We don’t have an overarching answer. Tolkien was wiser than that, and rather than provide a simple platitude, he gives us characters who look into the blackness of despair, and then keep fighting, because, in the end, that’s all we can do against evil. We keep fighting it, day after day, generation after generation.
But Tolkien does have another thread running through this story: “oft evil will shall evil mar”. That is, the forces of evil are as likely to fight each other for their own purposes, and thus ruin themselves.
Remember the little shadow following Sam into the Cracks of Doom? That was Gollum. He had not repented, he was just pretending to be submissive, and when Frodo claims the Ring, he strikes. He knocks Sam down with a rock to the head and leaps toward Frodo. By the time Sam sam can see straight, Gollum is struggling with the invisible Frodo. He pulls something up to his mouth and bites down. Frodo cries out, becomes visible again and collapses. Gollum, mad with joy, lifts the Ring high with Frodo’s severed finger still within it.
Gollum doesn’t run away, though. After being separated from the Ring for so long he is too wretched and too joyful to notice his peril. “‘Precious, precious, precious!’ Gollum cried. ‘My Precious! O my Precious!’ And with that, even as his eyes were lifted up to gloat on his prize, he stepped too far, toppled, wavered for a moment on the brink, and then with a shriek he fell. Out of the depths came his last wail Precious, and he was gone.”
Frodo’s assertions to Gollum upon their first meeting, and then again on the very border of Mordor, that the Ring would hold Gollum to his promise to serve Frodo and not harm him, and that the Ring would destroy him if he did so have all come true. None of them had any way of knowing that it would come to pass in the depths of Mount Doom and that it would lead to the destruction of the Ring.

From the 2003 film, The Return of the King
Meanwhile, Sauron is rushing to act. When Frodo claimed the Ring, he suddenly realized he was in danger and knew what his enemies’ plans were. But he was too late. When Gollum and the Ring fall into the fires, his power is utterly broken. He is destroyed, his fortress of Barad-dûr falls, and the power that keeps the Nazgûl and his armies together is unraveled. The Nazgûl die with him. On March 25th, Sauron is defeated forever.

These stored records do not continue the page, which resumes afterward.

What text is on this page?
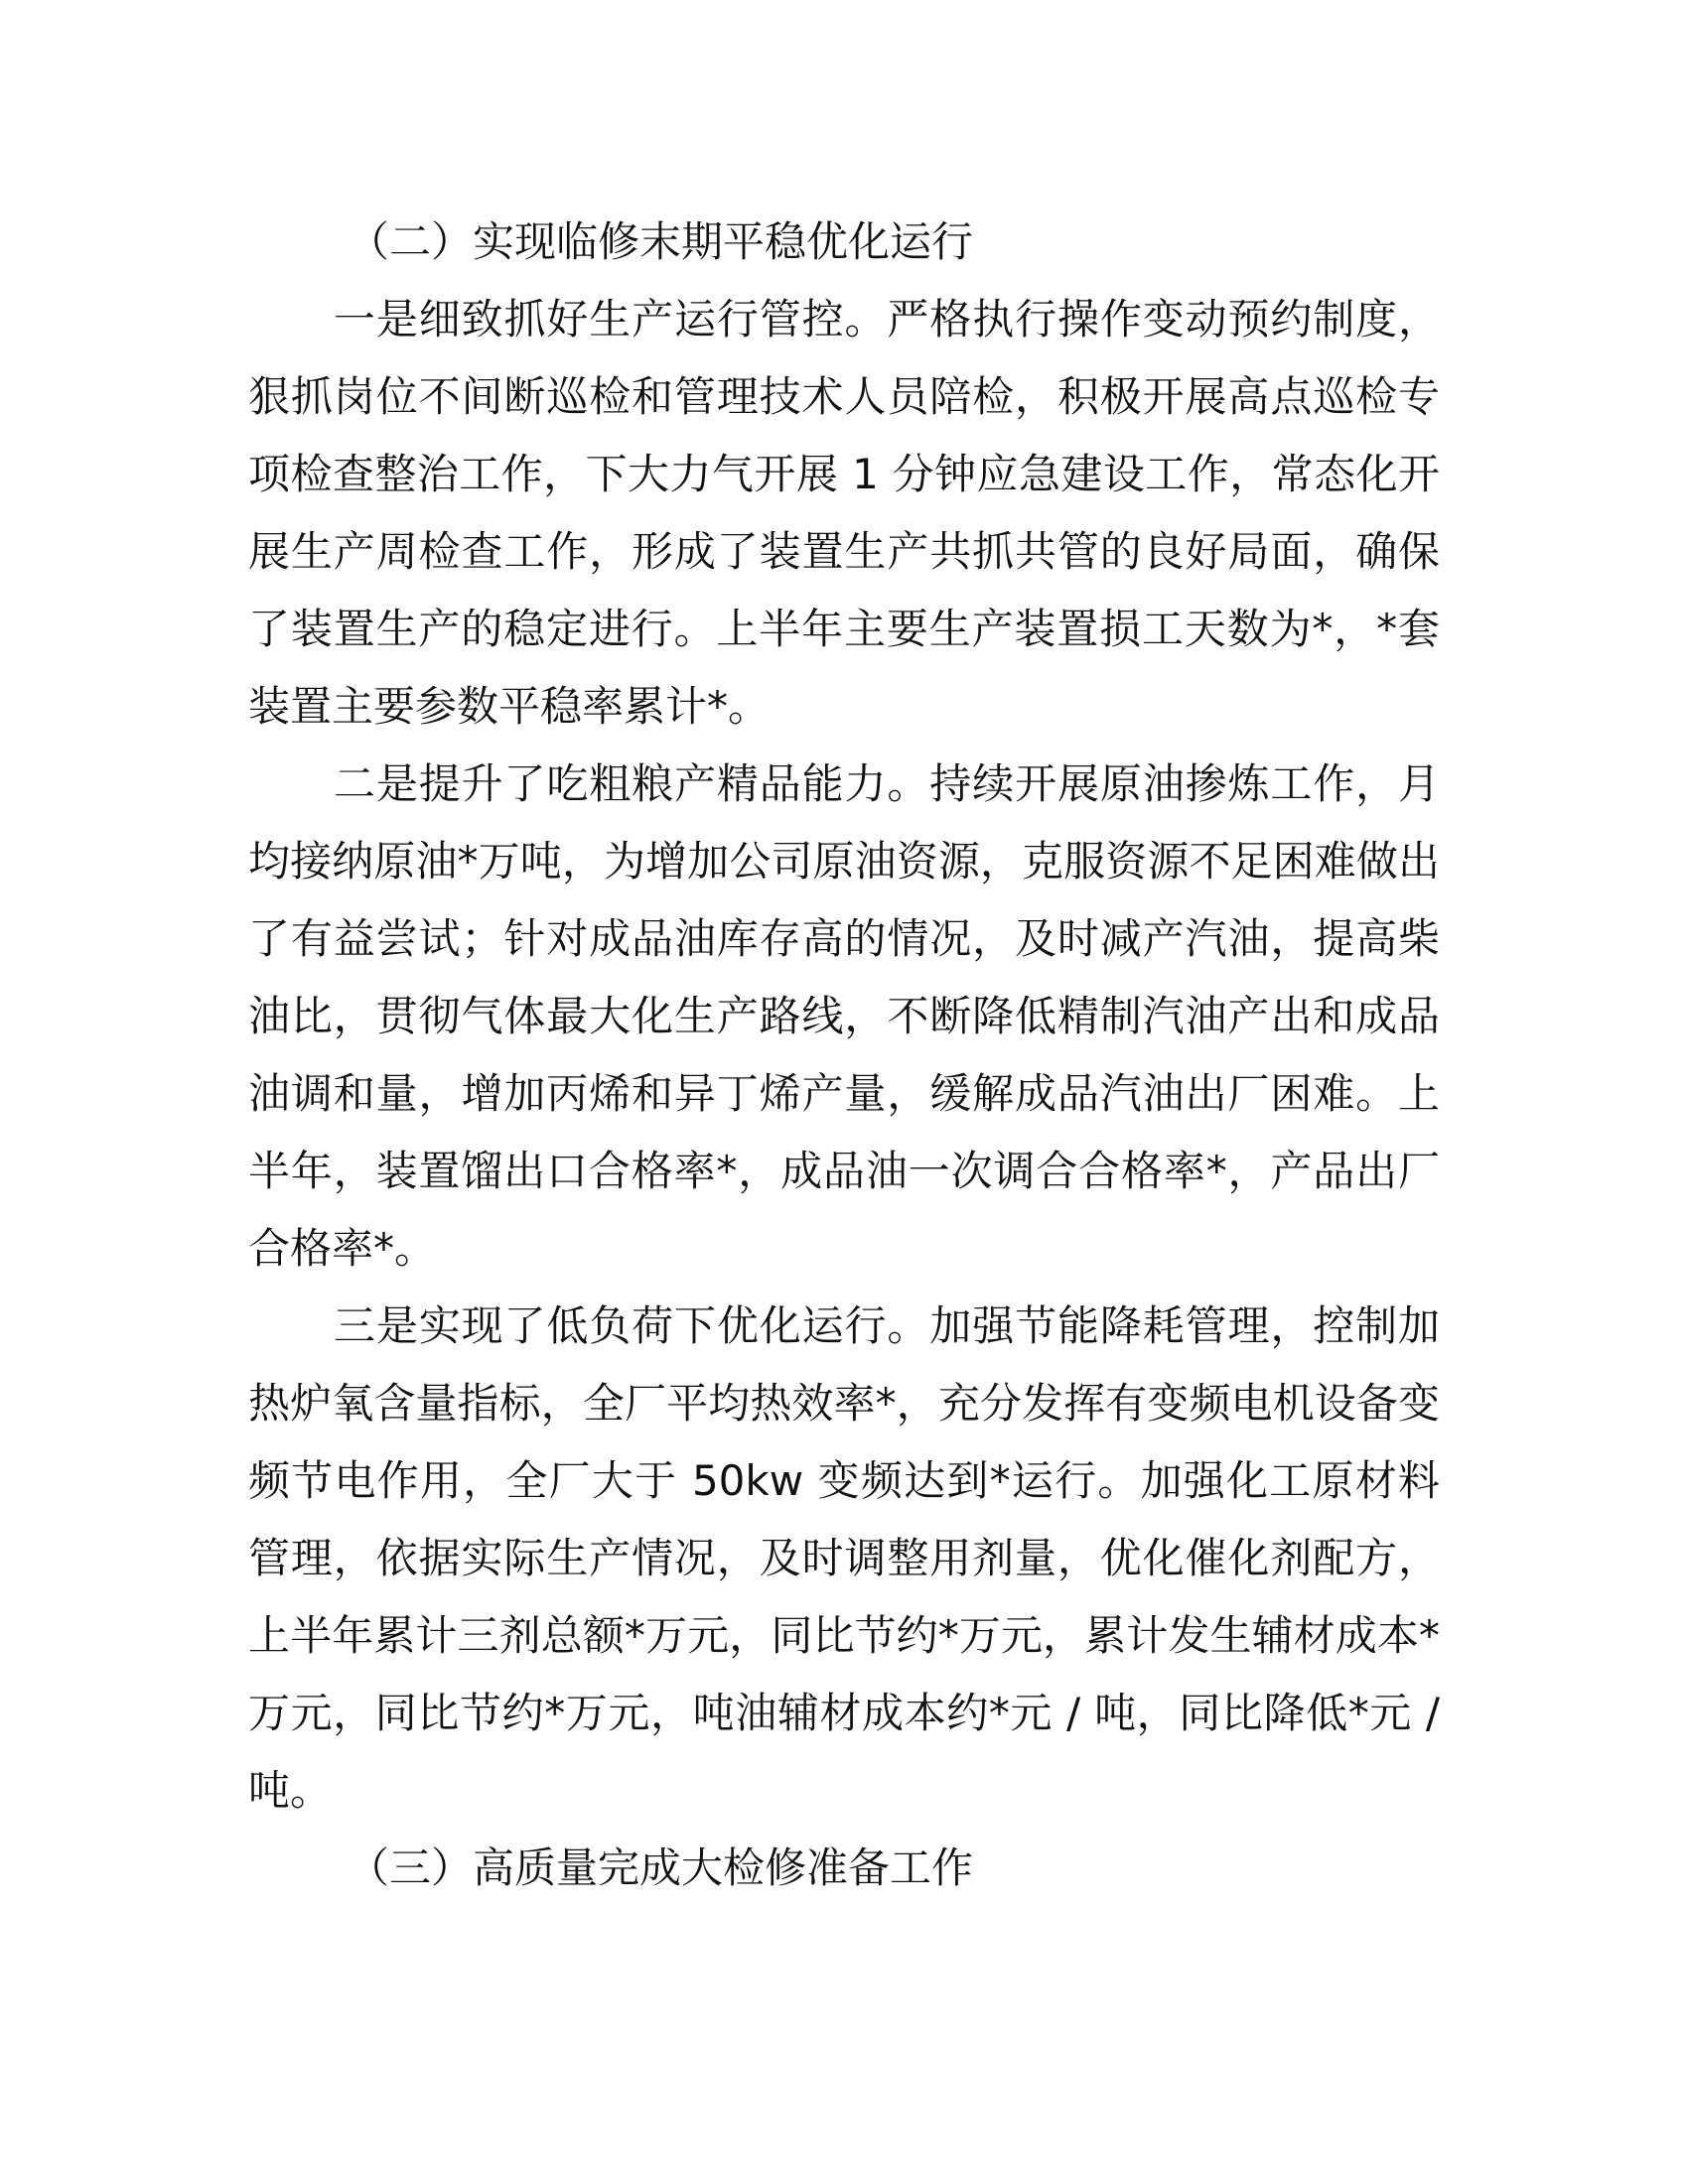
（二）实现临修末期平稳优化运行

一是细致抓好生产运行管控。严格执行操作变动预约制度，狠抓岗位不间断巡检和管理技术人员陪检，积极开展高点巡检专项检查整治工作，下大力气开展 1 分钟应急建设工作，常态化开展生产周检查工作，形成了装置生产共抓共管的良好局面，确保了装置生产的稳定进行。上半年主要生产装置损工天数为*，*套装置主要参数平稳率累计*。

二是提升了吃粗粮产精品能力。持续开展原油掺炼工作，月均接纳原油*万吨，为增加公司原油资源，克服资源不足困难做出了有益尝试；针对成品油库存高的情况，及时减产汽油，提高柴油比，贯彻气体最大化生产路线，不断降低精制汽油产出和成品油调和量，增加丙烯和异丁烯产量，缓解成品汽油出厂困难。上半年，装置馏出口合格率*，成品油一次调合合格率*，产品出厂合格率*。

三是实现了低负荷下优化运行。加强节能降耗管理，控制加热炉氧含量指标，全厂平均热效率*，充分发挥有变频电机设备变频节电作用，全厂大于 50kw 变频达到*运行。加强化工原材料管理，依据实际生产情况，及时调整用剂量，优化催化剂配方，上半年累计三剂总额*万元，同比节约*万元，累计发生辅材成本*万元，同比节约*万元，吨油辅材成本约*元 / 吨，同比降低*元 / 吨。

（三）高质量完成大检修准备工作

But what of the two little hobbits in the midst of a fiery mountain?
With the Ring gone, much of Frodo’s self is restored to him. His mind is not broken, because he wanted to destroy the Ring. He wanted to be rid of it, but it took an outside force to intervene. Now that it’s gone, he is at peace. “And there was Frodo, pale and worn, and yet himself again; and in his eyes there was peace now, neither strain of will, nor madness, nor any fear. His burden was taken away. There was the dear master of the sweet days in the Shire.” For himself, Sam feels nothing but joy at Frodo’s restoration. Neither of them is afraid of what must come next- their own deaths. The Quest has been achieved. Middle-earth is safe.

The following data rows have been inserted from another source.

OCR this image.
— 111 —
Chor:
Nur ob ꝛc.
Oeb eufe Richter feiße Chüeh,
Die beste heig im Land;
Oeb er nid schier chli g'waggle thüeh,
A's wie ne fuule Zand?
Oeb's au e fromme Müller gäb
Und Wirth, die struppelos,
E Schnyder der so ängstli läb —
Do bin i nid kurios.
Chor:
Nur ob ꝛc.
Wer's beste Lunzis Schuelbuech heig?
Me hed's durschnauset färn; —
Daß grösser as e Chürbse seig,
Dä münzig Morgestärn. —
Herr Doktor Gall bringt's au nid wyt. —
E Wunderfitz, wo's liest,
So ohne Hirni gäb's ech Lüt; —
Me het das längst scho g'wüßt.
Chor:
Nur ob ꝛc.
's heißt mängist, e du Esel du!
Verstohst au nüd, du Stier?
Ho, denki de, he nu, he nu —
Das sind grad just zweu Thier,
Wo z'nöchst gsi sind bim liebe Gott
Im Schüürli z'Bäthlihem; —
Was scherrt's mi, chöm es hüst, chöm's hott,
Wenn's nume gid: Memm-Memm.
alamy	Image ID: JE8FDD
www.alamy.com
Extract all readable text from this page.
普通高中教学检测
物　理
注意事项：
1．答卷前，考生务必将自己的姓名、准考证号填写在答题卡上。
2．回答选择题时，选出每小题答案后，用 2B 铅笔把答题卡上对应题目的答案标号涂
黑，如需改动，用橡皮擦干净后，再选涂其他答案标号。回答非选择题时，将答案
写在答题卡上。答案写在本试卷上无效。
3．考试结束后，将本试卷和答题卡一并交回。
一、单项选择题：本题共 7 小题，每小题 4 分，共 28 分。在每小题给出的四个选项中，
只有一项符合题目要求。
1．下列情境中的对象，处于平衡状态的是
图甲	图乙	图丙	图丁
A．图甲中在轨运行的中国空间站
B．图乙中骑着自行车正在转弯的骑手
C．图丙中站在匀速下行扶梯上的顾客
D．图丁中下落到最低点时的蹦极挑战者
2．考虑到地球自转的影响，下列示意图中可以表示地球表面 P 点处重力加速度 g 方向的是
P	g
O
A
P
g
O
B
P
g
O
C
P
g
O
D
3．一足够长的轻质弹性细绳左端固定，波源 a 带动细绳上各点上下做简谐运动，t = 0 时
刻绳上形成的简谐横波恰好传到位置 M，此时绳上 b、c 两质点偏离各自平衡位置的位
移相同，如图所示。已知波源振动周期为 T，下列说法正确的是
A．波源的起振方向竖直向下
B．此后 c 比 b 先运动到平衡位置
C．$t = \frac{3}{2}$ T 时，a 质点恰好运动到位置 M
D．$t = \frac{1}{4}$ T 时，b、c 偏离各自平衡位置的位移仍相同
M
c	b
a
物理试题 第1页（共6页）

Here, we see Tolkien’s view on the nature of fairy tales, that they are not universally happy but can show us deeper things than a mere ‘and they lived happily ever after’. He once wrote, “Fairy tale does not deny the existence of sorrow and failure: the possibility of these is necessary to the joy of deliverance. It denies (in the face of much evidence, if you will) universal final defeat…giving a fleeting glimpse of Joy; Joy beyond the walls of the world, poignant as grief.”